Note: This article first appeared on Counterpunch.org
One of the very first investigative journalists, Ida Tarbell went after the "throttling hand" of Standard Oil and John D. Rockefeller. By 1880, the company owned 90 percent of US oil, its transport and its sale.
Writing a series of articles over a two-year period, Tarbell's expose led to a Supreme Court ruling in 1911 ordering the dissolution of Standard Oil -- so massive, it was broken up into 34 corporations.
John D. Rockefeller who called the journalist Miss Tar Barrel -- echoes of Donald Trump here -- was the country's first billionaire. If he spent his later years giving away much of his fortune to found universities and fund research, he had been in his younger days a ruthless competitor.

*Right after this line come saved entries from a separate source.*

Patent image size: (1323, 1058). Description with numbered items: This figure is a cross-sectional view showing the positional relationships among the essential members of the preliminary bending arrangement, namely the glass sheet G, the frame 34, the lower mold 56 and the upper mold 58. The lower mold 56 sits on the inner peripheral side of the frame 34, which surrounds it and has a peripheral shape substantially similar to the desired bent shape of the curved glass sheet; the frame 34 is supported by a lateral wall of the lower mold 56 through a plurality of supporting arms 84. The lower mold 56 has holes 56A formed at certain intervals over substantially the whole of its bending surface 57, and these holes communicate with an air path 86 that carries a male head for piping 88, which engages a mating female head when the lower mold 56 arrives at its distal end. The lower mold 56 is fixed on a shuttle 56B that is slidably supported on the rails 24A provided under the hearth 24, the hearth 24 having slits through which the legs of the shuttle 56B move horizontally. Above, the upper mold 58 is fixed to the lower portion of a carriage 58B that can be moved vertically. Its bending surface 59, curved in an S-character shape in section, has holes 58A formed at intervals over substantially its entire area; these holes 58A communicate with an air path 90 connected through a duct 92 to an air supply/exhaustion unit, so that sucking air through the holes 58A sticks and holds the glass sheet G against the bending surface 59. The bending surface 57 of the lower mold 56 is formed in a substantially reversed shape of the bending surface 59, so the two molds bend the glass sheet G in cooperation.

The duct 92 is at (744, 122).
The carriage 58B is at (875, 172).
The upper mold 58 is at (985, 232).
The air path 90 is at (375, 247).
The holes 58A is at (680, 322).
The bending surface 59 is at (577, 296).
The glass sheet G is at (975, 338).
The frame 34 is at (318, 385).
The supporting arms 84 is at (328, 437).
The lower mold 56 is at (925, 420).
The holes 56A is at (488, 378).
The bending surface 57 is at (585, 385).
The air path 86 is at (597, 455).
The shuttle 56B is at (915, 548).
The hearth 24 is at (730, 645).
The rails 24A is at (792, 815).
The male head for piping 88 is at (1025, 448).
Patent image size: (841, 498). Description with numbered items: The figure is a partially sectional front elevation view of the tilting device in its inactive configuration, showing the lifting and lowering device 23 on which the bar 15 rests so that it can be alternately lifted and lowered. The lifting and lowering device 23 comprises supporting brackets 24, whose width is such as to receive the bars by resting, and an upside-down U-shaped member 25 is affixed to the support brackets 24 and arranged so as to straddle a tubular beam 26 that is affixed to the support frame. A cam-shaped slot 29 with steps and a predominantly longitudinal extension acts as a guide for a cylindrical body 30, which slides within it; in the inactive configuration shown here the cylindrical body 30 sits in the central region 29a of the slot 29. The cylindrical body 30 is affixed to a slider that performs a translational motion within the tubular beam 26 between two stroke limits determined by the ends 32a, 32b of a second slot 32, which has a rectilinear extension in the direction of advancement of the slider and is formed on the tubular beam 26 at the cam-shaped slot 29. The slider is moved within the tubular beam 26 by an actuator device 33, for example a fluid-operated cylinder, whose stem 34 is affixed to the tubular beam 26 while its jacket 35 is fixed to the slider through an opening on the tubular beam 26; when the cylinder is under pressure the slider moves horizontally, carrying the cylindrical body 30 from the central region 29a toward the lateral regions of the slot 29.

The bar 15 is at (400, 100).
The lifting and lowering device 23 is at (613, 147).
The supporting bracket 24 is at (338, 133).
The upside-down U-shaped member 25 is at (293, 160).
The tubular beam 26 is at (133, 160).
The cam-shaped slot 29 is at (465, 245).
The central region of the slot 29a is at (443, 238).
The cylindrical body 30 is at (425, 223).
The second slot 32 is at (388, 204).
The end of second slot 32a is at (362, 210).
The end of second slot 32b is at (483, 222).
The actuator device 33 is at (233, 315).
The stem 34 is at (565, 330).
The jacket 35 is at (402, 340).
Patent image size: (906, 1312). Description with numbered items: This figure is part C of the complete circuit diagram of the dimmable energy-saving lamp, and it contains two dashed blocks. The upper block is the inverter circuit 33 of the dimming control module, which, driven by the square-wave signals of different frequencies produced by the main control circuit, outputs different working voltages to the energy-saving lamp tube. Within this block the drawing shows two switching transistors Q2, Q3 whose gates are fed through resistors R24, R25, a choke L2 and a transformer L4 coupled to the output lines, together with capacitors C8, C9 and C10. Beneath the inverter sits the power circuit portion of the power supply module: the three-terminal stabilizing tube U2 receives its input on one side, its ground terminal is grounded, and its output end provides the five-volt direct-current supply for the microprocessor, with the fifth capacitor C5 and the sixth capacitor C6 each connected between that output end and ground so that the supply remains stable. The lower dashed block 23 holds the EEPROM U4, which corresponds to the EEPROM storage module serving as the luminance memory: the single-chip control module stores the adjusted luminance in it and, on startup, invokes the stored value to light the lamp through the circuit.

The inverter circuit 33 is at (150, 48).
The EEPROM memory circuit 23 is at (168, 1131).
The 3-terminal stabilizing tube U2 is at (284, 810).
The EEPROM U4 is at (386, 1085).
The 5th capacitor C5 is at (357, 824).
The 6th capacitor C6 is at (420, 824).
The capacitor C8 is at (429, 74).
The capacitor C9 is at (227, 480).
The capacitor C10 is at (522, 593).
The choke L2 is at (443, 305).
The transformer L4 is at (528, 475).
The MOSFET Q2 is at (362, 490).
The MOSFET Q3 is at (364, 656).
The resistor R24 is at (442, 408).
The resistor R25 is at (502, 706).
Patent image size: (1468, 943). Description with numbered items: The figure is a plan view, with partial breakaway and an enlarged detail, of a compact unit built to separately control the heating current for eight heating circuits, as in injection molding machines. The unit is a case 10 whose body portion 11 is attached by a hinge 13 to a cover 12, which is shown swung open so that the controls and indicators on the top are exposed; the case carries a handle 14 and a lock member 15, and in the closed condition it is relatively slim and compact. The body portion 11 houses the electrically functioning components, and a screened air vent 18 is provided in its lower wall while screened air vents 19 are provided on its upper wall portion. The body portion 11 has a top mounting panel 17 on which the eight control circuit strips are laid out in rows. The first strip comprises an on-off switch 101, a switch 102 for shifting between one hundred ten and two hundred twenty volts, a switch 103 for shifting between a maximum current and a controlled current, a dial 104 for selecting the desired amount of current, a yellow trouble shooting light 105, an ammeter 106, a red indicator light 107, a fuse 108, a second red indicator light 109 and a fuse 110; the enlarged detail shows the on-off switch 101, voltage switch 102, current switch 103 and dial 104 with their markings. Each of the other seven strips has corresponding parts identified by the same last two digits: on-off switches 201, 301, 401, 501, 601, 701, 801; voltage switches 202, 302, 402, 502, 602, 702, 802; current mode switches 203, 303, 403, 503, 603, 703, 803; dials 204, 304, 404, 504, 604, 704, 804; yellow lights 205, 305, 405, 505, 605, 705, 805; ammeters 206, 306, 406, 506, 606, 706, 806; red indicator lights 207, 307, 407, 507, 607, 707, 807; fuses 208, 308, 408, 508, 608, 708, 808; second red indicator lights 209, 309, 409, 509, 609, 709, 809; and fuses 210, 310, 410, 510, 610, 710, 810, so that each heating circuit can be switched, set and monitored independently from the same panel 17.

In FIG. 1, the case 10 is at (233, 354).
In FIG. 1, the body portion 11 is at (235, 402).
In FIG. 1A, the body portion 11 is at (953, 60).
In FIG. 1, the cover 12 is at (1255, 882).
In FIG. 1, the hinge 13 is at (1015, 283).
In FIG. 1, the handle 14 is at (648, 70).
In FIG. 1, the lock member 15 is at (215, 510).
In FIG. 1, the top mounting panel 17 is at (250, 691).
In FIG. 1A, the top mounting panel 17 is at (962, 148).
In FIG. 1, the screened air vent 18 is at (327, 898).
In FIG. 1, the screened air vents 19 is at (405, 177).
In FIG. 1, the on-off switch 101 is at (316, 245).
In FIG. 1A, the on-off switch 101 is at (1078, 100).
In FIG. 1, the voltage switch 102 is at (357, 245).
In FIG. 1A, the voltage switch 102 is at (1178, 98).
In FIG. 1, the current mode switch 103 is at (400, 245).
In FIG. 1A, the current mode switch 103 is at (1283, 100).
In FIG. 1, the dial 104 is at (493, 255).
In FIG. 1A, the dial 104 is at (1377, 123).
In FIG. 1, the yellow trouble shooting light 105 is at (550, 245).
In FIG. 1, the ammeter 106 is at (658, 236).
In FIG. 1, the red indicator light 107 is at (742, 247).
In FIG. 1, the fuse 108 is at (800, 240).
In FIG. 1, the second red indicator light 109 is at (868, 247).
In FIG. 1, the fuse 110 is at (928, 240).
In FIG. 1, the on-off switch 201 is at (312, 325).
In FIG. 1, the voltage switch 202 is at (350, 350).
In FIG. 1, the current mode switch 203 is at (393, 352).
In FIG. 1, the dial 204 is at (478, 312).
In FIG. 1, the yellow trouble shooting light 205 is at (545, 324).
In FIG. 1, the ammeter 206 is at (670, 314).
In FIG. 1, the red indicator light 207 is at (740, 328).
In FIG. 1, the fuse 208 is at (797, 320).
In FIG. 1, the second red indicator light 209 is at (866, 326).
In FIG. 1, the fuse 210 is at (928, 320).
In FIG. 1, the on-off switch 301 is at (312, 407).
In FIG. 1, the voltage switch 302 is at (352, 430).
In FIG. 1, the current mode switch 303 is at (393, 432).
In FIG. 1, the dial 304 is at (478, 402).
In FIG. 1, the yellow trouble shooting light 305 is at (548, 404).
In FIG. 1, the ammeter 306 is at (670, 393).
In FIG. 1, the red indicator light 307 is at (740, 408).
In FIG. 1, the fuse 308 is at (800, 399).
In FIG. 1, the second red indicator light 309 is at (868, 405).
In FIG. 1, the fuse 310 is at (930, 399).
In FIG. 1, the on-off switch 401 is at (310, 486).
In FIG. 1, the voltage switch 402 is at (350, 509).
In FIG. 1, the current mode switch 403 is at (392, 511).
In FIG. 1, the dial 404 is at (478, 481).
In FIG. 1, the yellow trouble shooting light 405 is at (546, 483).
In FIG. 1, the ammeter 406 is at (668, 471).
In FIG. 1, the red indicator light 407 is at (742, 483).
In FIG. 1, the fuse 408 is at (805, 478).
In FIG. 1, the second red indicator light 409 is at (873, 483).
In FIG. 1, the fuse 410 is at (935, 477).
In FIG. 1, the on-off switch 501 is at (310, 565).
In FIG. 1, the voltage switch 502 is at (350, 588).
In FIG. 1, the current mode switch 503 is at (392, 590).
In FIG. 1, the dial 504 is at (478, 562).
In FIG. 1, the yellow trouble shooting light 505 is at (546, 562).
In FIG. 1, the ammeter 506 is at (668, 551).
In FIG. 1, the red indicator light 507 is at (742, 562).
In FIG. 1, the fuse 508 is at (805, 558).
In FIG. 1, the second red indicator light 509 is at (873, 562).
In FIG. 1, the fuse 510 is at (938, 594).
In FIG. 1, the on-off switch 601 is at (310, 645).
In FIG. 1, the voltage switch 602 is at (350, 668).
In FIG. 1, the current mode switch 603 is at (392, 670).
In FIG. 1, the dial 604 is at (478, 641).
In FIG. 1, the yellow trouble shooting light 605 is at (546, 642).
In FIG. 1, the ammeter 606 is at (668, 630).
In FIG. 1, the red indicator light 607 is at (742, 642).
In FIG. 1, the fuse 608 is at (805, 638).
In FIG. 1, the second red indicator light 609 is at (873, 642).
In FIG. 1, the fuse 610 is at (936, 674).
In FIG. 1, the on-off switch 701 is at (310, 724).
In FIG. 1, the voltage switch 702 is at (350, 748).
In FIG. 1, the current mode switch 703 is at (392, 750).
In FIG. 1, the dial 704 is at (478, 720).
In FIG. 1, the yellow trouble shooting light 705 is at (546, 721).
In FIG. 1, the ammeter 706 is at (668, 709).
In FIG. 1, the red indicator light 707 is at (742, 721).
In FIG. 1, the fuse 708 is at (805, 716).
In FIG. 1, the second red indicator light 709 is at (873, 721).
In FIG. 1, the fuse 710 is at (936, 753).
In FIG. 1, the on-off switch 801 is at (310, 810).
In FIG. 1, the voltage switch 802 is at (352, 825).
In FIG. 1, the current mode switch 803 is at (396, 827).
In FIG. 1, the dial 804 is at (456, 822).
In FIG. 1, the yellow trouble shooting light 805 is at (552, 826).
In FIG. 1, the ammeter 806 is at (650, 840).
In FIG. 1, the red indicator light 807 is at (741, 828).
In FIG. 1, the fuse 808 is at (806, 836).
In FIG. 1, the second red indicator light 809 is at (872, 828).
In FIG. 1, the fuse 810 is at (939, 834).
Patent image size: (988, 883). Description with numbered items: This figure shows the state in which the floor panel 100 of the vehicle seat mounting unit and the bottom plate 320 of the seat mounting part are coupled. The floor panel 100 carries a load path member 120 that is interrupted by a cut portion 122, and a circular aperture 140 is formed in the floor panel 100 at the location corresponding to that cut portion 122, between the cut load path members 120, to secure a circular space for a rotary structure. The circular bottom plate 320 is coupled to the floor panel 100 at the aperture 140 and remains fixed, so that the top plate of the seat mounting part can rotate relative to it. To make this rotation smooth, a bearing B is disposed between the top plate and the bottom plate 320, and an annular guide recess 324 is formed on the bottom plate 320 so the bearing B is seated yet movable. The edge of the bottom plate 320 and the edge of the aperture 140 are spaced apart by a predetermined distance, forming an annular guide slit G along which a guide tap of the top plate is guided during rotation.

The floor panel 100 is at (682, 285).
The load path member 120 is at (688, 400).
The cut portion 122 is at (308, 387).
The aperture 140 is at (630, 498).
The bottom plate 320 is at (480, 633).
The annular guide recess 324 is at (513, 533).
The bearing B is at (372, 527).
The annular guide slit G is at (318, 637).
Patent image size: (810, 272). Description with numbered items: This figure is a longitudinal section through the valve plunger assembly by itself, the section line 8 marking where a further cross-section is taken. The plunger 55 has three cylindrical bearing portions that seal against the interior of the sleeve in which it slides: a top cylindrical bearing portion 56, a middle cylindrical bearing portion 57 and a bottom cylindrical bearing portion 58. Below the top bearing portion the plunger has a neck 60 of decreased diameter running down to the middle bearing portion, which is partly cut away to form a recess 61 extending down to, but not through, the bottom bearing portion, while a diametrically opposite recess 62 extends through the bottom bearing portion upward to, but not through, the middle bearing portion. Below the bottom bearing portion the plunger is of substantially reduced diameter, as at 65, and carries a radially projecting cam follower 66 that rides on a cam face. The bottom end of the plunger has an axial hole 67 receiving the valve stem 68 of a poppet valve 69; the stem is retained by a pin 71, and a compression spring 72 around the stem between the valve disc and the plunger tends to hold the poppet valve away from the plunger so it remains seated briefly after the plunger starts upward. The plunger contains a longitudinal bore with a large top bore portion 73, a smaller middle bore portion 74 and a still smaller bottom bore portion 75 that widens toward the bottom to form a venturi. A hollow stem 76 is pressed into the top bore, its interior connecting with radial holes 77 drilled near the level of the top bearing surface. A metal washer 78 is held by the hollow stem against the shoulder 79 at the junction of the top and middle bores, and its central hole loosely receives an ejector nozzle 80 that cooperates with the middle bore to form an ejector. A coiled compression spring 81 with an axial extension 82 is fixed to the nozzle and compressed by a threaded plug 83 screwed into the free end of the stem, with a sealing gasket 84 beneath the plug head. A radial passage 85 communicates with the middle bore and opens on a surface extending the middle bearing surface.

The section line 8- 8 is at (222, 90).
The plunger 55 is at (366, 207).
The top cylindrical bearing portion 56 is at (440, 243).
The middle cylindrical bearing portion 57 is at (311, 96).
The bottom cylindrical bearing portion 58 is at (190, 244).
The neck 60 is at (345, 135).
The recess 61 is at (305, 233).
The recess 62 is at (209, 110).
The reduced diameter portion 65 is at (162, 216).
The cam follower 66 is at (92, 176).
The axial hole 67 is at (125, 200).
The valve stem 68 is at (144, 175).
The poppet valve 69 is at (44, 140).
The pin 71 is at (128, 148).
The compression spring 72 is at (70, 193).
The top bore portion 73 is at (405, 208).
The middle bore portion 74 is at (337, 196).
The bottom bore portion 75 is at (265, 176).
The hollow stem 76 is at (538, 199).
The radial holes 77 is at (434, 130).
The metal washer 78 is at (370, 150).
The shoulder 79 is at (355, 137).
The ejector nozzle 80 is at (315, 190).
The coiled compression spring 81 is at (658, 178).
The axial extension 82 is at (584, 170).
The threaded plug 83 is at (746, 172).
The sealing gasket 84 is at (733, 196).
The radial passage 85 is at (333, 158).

Monopolies controlling markets can set prices to their own liking. They can raise them to increase income or cut them to stifle competition. In effect, they are interfering with the free market forces so ardently espoused by University of Chicago economists. On this issue conservatives and liberals have common ground, but the question is what to do with monopolies. There is break-up and there is regulation.
Utilities are regulated but if one has been exposed to utility bills in many parts of the country, one has to wonder how well. The renowned economist George Stigler in a landmark study covering 60 years of electricity regulation (1900-1960), in regions with varying degrees of regulatory oversight, found the differences in prices to be negligible. The finding surprised economists, and it, added to Stigler's enormous output, garnered him a Nobel Prize, the Nobel citation specifically noting the work.
If monopolies damage free-markets, there is an issue staring us in the face today: the digital colossi Google, Facebook and the aptly named Amazon. Then there is Apple with an iPhone monopoly. The market has been unable to check their increasing power.
The University of Chicago's Stigler Center for the Study of the Economy and the State has recently cast its gaze on the issue. A Stigler Center group headed by Yale economist Fiona Scott Morton analyzed the market structure of these digital behemoths. And last May she delivered its recommendation to the US Senate as part of a hearing on digital advertising and competition policy.